As royalties are remitted to RPI from Roche and UCB, the balance of the Royalty Obligation will be effectively repaid over the life of the agreement. In order to determine the amortization of the Royalty Obligation, we are required to estimate the total amount of future royalty payments to be received by RPI and payments we are required to make to RPI as noted below, if any, over the life of the agreement. The sum of these amounts less the $124.0 million proceeds we received will be recorded as interest expense over the life of the Royalty Obligation. Since inception, our estimate of this total interest expense resulted in an effective annual interest rate of approximately 17%. We will periodically assess the estimated royalty payments to RPI from UCB and Roche and to the extent such payments are greater or less than our initial estimates, or the timing of such payments is materially different than our original estimates, we will prospectively adjust the amortization of the Royalty Obligation. There are a number of factors that could materially affect the amount and timing of royalty payments from CIMZIA® and MIRCERA®, most of which are not within our control. Such factors include, but are not limited to, changing standards of care, the introduction of competing products, manufacturing or other delays, biosimilar competition, intellectual property matters, adverse events that result in governmental health authority imposed restrictions on the use of the drug products, and other events or circumstances that could result in reduced royalty payments from CIMZIA® and MIRCERA®, all of which would result in a reduction of non-cash royalty revenues and the non-cash interest expense over the life of the Royalty Obligation. Conversely, if sales of CIMZIA® and MIRCERA® are more than expected, the non-cash royalty revenues and the non-cash interest expense recorded by us would be greater over the term of the Royalty Obligation.
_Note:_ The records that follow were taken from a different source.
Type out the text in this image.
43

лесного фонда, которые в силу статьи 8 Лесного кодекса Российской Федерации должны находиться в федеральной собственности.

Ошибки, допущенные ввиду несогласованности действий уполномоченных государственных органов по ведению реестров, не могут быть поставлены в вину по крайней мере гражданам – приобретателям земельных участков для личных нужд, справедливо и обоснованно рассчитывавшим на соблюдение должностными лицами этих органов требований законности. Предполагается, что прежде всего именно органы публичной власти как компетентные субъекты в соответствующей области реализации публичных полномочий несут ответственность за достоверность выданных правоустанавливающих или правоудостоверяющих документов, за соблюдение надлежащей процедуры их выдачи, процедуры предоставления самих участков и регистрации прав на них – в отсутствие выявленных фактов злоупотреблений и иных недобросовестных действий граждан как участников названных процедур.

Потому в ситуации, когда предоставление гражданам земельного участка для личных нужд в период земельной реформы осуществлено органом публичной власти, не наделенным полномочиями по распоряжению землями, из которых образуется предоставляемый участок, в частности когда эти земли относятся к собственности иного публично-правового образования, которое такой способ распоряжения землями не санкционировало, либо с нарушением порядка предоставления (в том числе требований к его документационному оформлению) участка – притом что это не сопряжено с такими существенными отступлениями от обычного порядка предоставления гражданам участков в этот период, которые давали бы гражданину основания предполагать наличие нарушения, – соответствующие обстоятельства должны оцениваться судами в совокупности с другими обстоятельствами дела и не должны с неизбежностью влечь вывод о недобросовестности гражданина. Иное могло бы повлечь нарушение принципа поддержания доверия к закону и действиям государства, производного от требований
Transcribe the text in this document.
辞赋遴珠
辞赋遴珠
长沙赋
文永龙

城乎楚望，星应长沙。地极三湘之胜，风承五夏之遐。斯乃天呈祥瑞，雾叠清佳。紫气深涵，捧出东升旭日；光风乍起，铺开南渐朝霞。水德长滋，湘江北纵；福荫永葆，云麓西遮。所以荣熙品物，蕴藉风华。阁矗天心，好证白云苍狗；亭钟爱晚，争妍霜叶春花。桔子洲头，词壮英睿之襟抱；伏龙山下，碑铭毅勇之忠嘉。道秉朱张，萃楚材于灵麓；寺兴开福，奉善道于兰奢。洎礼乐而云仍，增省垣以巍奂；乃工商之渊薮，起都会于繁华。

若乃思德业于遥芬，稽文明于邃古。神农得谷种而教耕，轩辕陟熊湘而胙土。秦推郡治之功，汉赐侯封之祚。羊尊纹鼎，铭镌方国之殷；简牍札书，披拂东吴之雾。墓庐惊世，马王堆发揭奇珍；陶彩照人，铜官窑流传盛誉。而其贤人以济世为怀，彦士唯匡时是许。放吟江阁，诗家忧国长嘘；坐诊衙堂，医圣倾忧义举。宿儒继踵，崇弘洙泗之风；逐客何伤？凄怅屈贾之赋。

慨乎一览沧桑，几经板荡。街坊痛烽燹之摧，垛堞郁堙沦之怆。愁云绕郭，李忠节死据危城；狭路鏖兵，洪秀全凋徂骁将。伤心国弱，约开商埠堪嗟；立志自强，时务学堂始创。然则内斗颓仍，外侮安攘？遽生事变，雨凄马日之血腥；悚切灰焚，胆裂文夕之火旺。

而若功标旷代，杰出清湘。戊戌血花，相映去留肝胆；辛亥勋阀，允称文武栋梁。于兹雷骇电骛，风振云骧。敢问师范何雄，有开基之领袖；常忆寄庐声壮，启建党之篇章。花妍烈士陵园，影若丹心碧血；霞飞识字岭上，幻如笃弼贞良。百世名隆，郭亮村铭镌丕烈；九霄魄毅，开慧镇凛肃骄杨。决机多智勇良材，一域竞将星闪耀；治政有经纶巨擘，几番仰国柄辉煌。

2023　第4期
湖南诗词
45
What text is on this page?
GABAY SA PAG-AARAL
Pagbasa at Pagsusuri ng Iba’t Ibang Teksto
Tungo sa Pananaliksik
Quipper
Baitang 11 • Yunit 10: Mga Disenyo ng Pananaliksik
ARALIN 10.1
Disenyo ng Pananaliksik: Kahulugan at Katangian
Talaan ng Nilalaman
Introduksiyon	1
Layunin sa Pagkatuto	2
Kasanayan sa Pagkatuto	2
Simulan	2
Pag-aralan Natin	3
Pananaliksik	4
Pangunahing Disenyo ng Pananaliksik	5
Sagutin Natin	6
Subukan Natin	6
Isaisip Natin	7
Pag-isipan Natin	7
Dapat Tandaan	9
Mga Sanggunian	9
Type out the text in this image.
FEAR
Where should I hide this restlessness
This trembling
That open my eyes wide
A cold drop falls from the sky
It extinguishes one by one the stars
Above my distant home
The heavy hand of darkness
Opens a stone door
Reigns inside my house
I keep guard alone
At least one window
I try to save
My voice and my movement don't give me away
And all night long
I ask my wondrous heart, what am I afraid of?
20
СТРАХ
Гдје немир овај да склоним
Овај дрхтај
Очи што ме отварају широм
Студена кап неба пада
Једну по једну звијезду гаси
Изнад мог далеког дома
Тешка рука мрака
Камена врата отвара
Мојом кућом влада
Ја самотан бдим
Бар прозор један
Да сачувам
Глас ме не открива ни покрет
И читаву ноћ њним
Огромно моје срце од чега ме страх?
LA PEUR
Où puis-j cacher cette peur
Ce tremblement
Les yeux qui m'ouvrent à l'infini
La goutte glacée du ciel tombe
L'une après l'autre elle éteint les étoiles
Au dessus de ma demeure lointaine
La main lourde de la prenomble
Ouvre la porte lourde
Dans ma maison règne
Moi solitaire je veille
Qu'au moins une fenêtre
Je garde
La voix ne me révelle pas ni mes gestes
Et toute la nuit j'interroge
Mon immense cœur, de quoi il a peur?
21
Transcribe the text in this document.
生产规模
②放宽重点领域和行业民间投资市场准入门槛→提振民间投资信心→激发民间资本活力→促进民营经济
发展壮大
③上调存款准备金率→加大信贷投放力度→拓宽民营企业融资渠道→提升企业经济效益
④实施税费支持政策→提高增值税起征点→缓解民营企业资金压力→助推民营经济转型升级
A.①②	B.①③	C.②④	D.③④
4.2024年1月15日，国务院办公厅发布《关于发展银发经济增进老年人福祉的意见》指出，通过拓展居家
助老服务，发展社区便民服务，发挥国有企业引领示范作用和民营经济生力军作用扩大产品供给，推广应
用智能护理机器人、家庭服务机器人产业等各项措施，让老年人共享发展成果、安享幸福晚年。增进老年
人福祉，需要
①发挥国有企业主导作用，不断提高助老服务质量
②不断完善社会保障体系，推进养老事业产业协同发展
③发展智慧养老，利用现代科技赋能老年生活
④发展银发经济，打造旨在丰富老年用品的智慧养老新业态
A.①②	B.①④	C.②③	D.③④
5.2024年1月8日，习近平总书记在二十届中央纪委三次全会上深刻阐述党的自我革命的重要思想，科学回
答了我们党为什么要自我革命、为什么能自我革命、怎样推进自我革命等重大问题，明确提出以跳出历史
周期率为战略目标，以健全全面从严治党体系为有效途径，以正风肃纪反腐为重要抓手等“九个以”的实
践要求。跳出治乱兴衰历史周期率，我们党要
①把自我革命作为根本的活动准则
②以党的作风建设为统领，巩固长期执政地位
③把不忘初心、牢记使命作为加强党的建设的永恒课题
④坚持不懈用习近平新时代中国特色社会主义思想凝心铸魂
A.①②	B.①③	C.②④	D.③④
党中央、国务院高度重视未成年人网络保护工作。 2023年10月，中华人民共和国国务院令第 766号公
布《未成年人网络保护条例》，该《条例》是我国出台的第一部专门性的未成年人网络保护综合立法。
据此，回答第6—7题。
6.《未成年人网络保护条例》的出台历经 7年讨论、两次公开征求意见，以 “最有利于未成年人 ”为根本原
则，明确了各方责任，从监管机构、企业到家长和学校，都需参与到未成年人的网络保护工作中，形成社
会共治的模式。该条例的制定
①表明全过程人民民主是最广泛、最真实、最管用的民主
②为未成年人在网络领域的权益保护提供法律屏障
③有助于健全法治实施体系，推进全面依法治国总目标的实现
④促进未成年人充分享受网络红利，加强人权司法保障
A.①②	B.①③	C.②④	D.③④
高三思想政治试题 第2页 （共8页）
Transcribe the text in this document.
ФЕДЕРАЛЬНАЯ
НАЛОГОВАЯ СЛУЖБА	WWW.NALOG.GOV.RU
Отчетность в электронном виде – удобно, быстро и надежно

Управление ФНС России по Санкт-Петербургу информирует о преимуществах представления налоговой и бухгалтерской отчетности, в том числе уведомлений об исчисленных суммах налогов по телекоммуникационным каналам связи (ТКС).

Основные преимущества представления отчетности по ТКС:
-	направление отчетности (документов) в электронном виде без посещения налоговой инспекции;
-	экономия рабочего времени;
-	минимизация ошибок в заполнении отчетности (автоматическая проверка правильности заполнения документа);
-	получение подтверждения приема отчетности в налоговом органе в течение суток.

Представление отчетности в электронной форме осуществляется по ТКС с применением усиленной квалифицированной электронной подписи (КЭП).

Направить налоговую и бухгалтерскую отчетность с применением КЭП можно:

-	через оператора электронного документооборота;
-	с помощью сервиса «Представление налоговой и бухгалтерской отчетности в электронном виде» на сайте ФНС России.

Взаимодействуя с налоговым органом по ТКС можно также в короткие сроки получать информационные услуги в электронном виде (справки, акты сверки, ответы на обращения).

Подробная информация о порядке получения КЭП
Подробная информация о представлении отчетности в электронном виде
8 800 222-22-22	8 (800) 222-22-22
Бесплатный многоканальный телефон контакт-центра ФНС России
Pursuant to the Purchase and Sale Agreement, we are required to pay to RPI (a) $3.0 million if certain worldwide net sales thresholds of MIRCERA® for the 12 month period ending on December 31, 2012 are not achieved and (b) up to an additional $7.0 million if certain worldwide net sales thresholds of MIRCERA® for the 12 month period ending on December 31, 2013 are not achieved. The Purchase and Sale Agreement grants RPI the right to receive certain reports and other information relating to the Royalty Entitlement and contains other representations and warranties, covenants and indemnification obligations that are customary for a transaction of this nature. In particular, if we breach our obligations under the Purchase and Sale Agreement, we could be required to pay damages to RPI that are not limited to the purchase price we received in the sale transaction. As of December 31, 2012, we have concluded that it is probable that the minimum 2012 MIRCERA® net sales threshold will not be met and, therefore, we expect to make the $3.0 million payment to RPI described above in the first quarter of 2013. The liability for this expected $3.0 million payment is included in other current liabilities on our Consolidated Balance Sheet at December 31, 2012.